Self-supervised Video Instance Segmentation Can Boost Geographic Entity Alignment in Historical Maps
Xue Xia, Randall Balestriero, Tao Zhang, Lorenz Hurni
TL;DR
This work addresses the challenge of geographic entity alignment across historical maps by proposing a self-supervised, video instance segmentation (VIS) pipeline that unifies segmentation and linking into a 3D spatio-temporal volume across time. It introduces a pretraining strategy that generates synthetic two-frame videos from unlabeled map images to pretrain a VIS model (Mask2Former-VIS) before fine-tuning on labeled historical-map videos, leveraging a $T \times H \times W$ volume representation. The approach yields substantial gains over training from scratch (about a 24.9-point AP improvement and a 0.23 F1 increase) and outperforms conventional two-step linking, with synthetic historical map videos providing strong domain-relevant pretraining signals. The results demonstrate automated, distortion-robust geographic entity alignment with reduced annotation burden, enabling scalable analysis of cultural heritage, urban development, and environmental change across historical maps.
Abstract
Tracking geographic entities from historical maps, such as buildings, offers valuable insights into cultural heritage, urbanization patterns, environmental changes, and various historical research endeavors. However, linking these entities across diverse maps remains a persistent challenge for researchers. Traditionally, this has been addressed through a two-step process: detecting entities within individual maps and then associating them via a heuristic-based post-processing step. In this paper, we propose a novel approach that combines segmentation and association of geographic entities in historical maps using video instance segmentation (VIS).
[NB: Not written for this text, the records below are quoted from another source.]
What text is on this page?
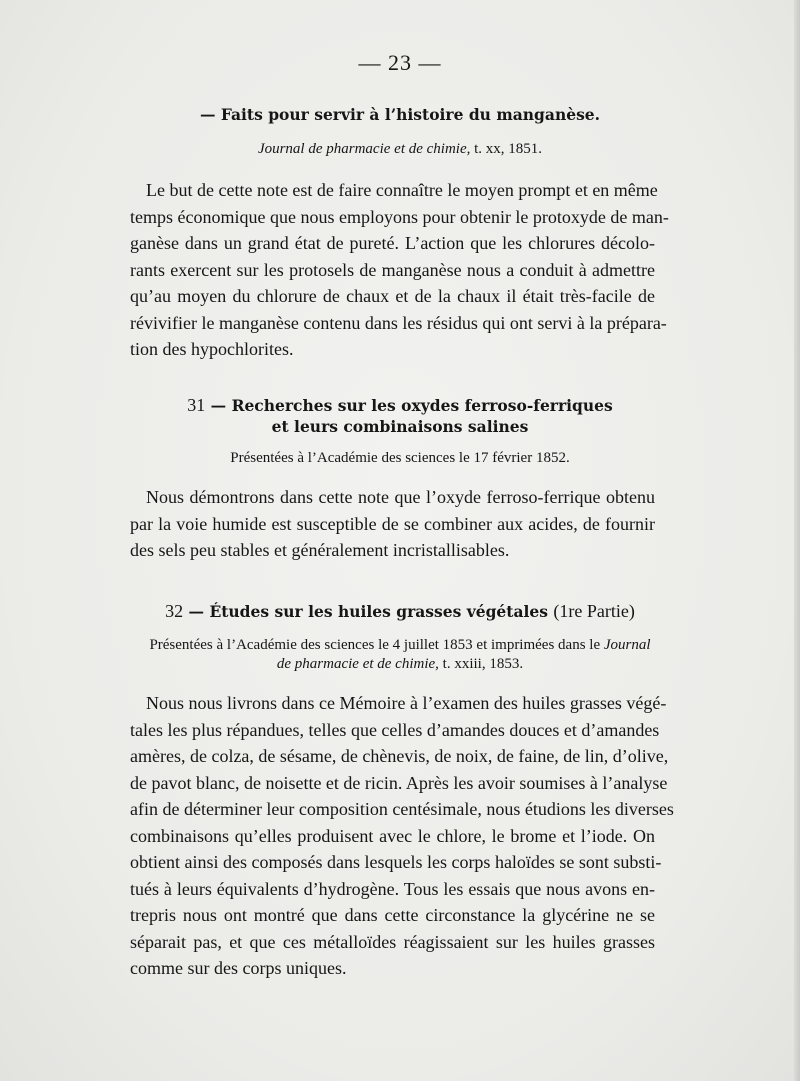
— 23 —
— Faits pour servir à l’histoire du manganèse.
Journal de pharmacie et de chimie, t. xx, 1851.
Le but de cette note est de faire connaître le moyen prompt et en même
temps économique que nous employons pour obtenir le protoxyde de man-
ganèse dans un grand état de pureté. L’action que les chlorures décolo-
rants exercent sur les protosels de manganèse nous a conduit à admettre
qu’au moyen du chlorure de chaux et de la chaux il était très-facile de
révivifier le manganèse contenu dans les résidus qui ont servi à la prépara-
tion des hypochlorites.
31 — Recherches sur les oxydes ferroso-ferriques
et leurs combinaisons salines
Présentées à l’Académie des sciences le 17 février 1852.
Nous démontrons dans cette note que l’oxyde ferroso-ferrique obtenu
par la voie humide est susceptible de se combiner aux acides, de fournir
des sels peu stables et généralement incristallisables.
32 — Études sur les huiles grasses végétales (1re Partie)
Présentées à l’Académie des sciences le 4 juillet 1853 et imprimées dans le Journal
de pharmacie et de chimie, t. xxiii, 1853.
Nous nous livrons dans ce Mémoire à l’examen des huiles grasses végé-
tales les plus répandues, telles que celles d’amandes douces et d’amandes
amères, de colza, de sésame, de chènevis, de noix, de faine, de lin, d’olive,
de pavot blanc, de noisette et de ricin. Après les avoir soumises à l’analyse
afin de déterminer leur composition centésimale, nous étudions les diverses
combinaisons qu’elles produisent avec le chlore, le brome et l’iode. On
obtient ainsi des composés dans lesquels les corps haloïdes se sont substi-
tués à leurs équivalents d’hydrogène. Tous les essais que nous avons en-
trepris nous ont montré que dans cette circonstance la glycérine ne se
séparait pas, et que ces métalloïdes réagissaient sur les huiles grasses
comme sur des corps uniques.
This method significantly streamlines geographic entity alignment and enhances automation. However, acquiring high-quality, video-format training data for VIS models is prohibitively expensive, especially for historical maps that often contain hundreds or thousands of geographic entities. To mitigate this challenge, we explore self-supervised learning (SSL) techniques to enhance VIS performance on historical maps. We evaluate the performance of VIS models under different pretraining configurations and introduce a novel method for generating synthetic videos from unlabeled historical map images for pretraining. Our proposed self-supervised VIS method substantially reduces the need for manual annotation. Experimental results demonstrate the superiority of the proposed self-supervised VIS approach, achieving a 24.9\% improvement in AP and a 0.23 increase in F1 score compared to the model trained from scratch.